(Image via Bechdel Film Fest)
The Bechdel Film Fest is hosting their first ever 48-hour filmmaker’s challenge where teams are challenged to make an original film within 48 hours, starting March 22 and screen it in front of other participants on March 24 at the Nightlight Cinema in Downtown Akron.
This is a free and friendly competition, where teams are competing for fun awards and possibly even the chance to screen their film during the Bechdel Film Fest on May 29-June 2.
“If you participated in these type of events before, you know how much fun it can be. If you’ve never done it before, this is the opportunity for you because we’ve made this especially accessible for first-timers,” project manager of BFF, Joanna Wilson, said in the most recent newsletter.
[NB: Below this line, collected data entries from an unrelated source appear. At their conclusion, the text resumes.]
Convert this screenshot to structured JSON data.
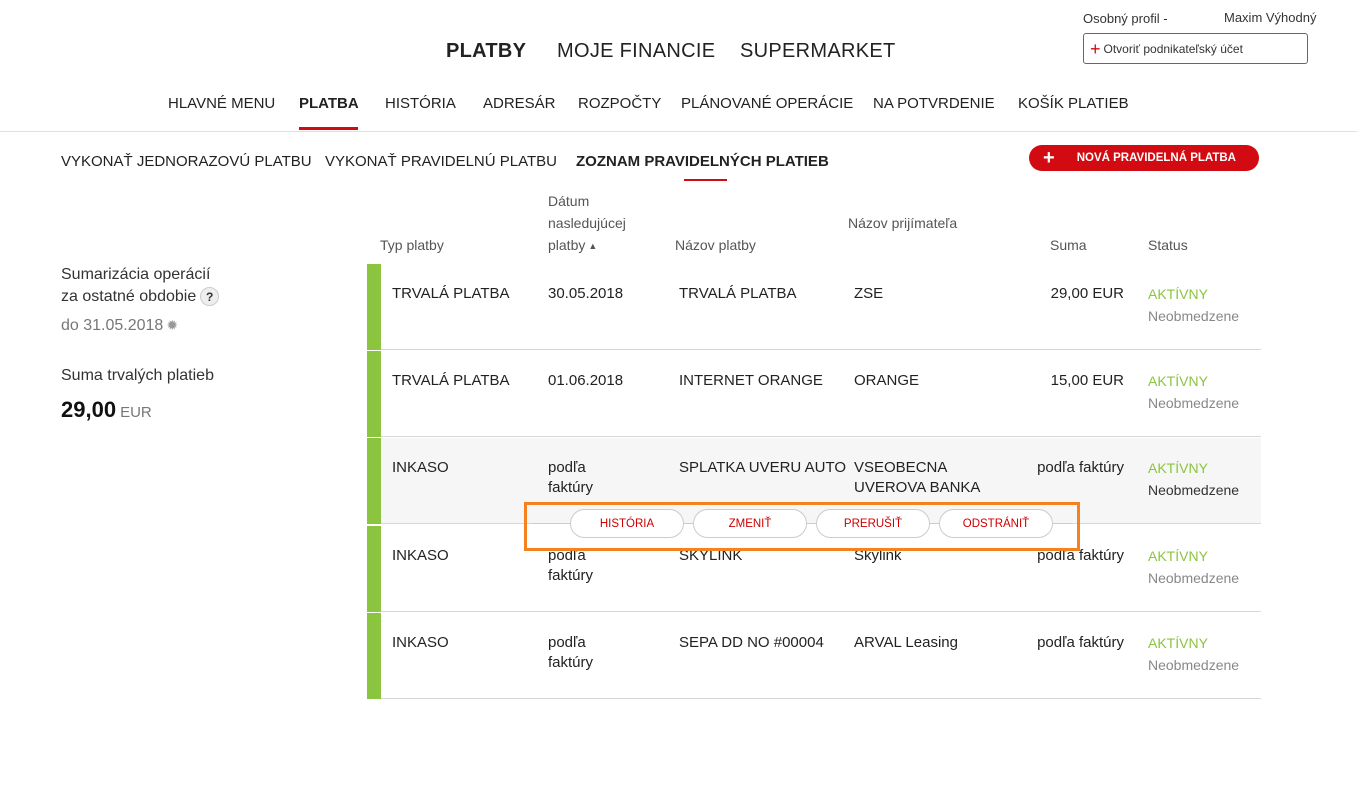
{
  "profile": {
    "label": "Osobný profil",
    "separator": "-",
    "name": "Maxim Výhodný",
    "business_button": "Otvoriť podnikateľský účet"
  },
  "top_nav": [
    "PLATBY",
    "MOJE FINANCIE",
    "SUPERMARKET"
  ],
  "sub_nav": [
    "HLAVNÉ MENU",
    "PLATBA",
    "HISTÓRIA",
    "ADRESÁR",
    "ROZPOČTY",
    "PLÁNOVANÉ OPERÁCIE",
    "NA POTVRDENIE",
    "KOŠÍK PLATIEB"
  ],
  "third_nav": [
    "VYKONAŤ JEDNORAZOVÚ PLATBU",
    "VYKONAŤ PRAVIDELNÚ PLATBU",
    "ZOZNAM PRAVIDELNÝCH PLATIEB"
  ],
  "new_button": "NOVÁ PRAVIDELNÁ PLATBA",
  "summary": {
    "title_line1": "Sumarizácia operácií",
    "title_line2": "za ostatné obdobie",
    "help": "?",
    "date": "do 31.05.2018",
    "sum_label": "Suma trvalých platieb",
    "sum_amount": "29,00",
    "sum_currency": "EUR"
  },
  "table": {
    "headers": {
      "type": "Typ platby",
      "date_l1": "Dátum",
      "date_l2": "nasledujúcej",
      "date_l3": "platby",
      "name": "Názov platby",
      "recipient": "Názov prijímateľa",
      "amount": "Suma",
      "status": "Status"
    },
    "rows": [
      {
        "type": "TRVALÁ PLATBA",
        "date": "30.05.2018",
        "date2": "",
        "name": "TRVALÁ PLATBA",
        "recipient": "ZSE",
        "recipient2": "",
        "amount": "29,00 EUR",
        "status": "AKTÍVNY",
        "status_sub": "Neobmedzene"
      },
      {
        "type": "TRVALÁ PLATBA",
        "date": "01.06.2018",
        "date2": "",
        "name": "INTERNET ORANGE",
        "recipient": "ORANGE",
        "recipient2": "",
        "amount": "15,00 EUR",
        "status": "AKTÍVNY",
        "status_sub": "Neobmedzene"
      },
      {
        "type": "INKASO",
        "date": "podľa",
        "date2": "faktúry",
        "name": "SPLATKA UVERU AUTO",
        "recipient": "VSEOBECNA",
        "recipient2": "UVEROVA BANKA",
        "amount": "podľa faktúry",
        "status": "AKTÍVNY",
        "status_sub": "Neobmedzene"
      },
      {
        "type": "INKASO",
        "date": "podľa",
        "date2": "faktúry",
        "name": "SKYLINK",
        "recipient": "Skylink",
        "recipient2": "",
        "amount": "podľa faktúry",
        "status": "AKTÍVNY",
        "status_sub": "Neobmedzene"
      },
      {
        "type": "INKASO",
        "date": "podľa",
        "date2": "faktúry",
        "name": "SEPA DD NO #00004",
        "recipient": "ARVAL Leasing",
        "recipient2": "",
        "amount": "podľa faktúry",
        "status": "AKTÍVNY",
        "status_sub": "Neobmedzene"
      }
    ]
  },
  "actions": [
    "HISTÓRIA",
    "ZMENIŤ",
    "PRERUŠIŤ",
    "ODSTRÁNIŤ"
  ],
  "colors": {
    "accent": "#d20a11",
    "status_active": "#8bc53f",
    "highlight_box": "#f5821f"
  }
}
You don’t have to live in Akron to participate, but all who enter must attend the kick-off event on March 22 between 6-7:30 p.m. at the Nightlight. This is where required forms will be signed and teams will receive important information about the rules and requirements of the challenge.
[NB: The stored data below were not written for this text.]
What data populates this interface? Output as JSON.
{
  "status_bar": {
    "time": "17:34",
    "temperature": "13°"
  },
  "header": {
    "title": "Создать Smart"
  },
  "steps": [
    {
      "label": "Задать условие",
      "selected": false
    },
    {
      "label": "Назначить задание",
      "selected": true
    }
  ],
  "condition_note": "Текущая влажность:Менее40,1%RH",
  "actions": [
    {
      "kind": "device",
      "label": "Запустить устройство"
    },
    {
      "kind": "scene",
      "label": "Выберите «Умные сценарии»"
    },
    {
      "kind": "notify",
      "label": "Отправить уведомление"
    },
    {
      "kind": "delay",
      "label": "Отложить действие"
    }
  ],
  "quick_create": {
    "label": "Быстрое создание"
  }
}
Participants must drop off their film, in DVD format, no later than 7 p.m. on March 24 for the screening event at the Nightlight. Awards will be announced after all films have been viewed.
“We welcome teams and individuals to participate. We also welcome teens and teams with young people to give it a shot,” Wilson said.
Like any challenge or competition, there are many specific rules that must be followed. The official rules can be found on their website, but below are some of the ones that stand out.
No creative work can be done prior to the official time period. This must be an original film where all footage is shot during the time period, no stealing or recycling anybody else’s work.
Teams can be a minimum of one person with no set maximum. The minimum running time for each film is three minutes with a maximum of ten minutes.
At the kick-off event, teams will receive information about the required elements, which include at least one line of dialogue and a prop. Each film entry must also pass the “Bechdel Test,” meaning that there are at least two named female characters who talk to each other about something other than a man or boy.
They also ask that teams don’t distribute their films, online or otherwise, before the screening event deadline.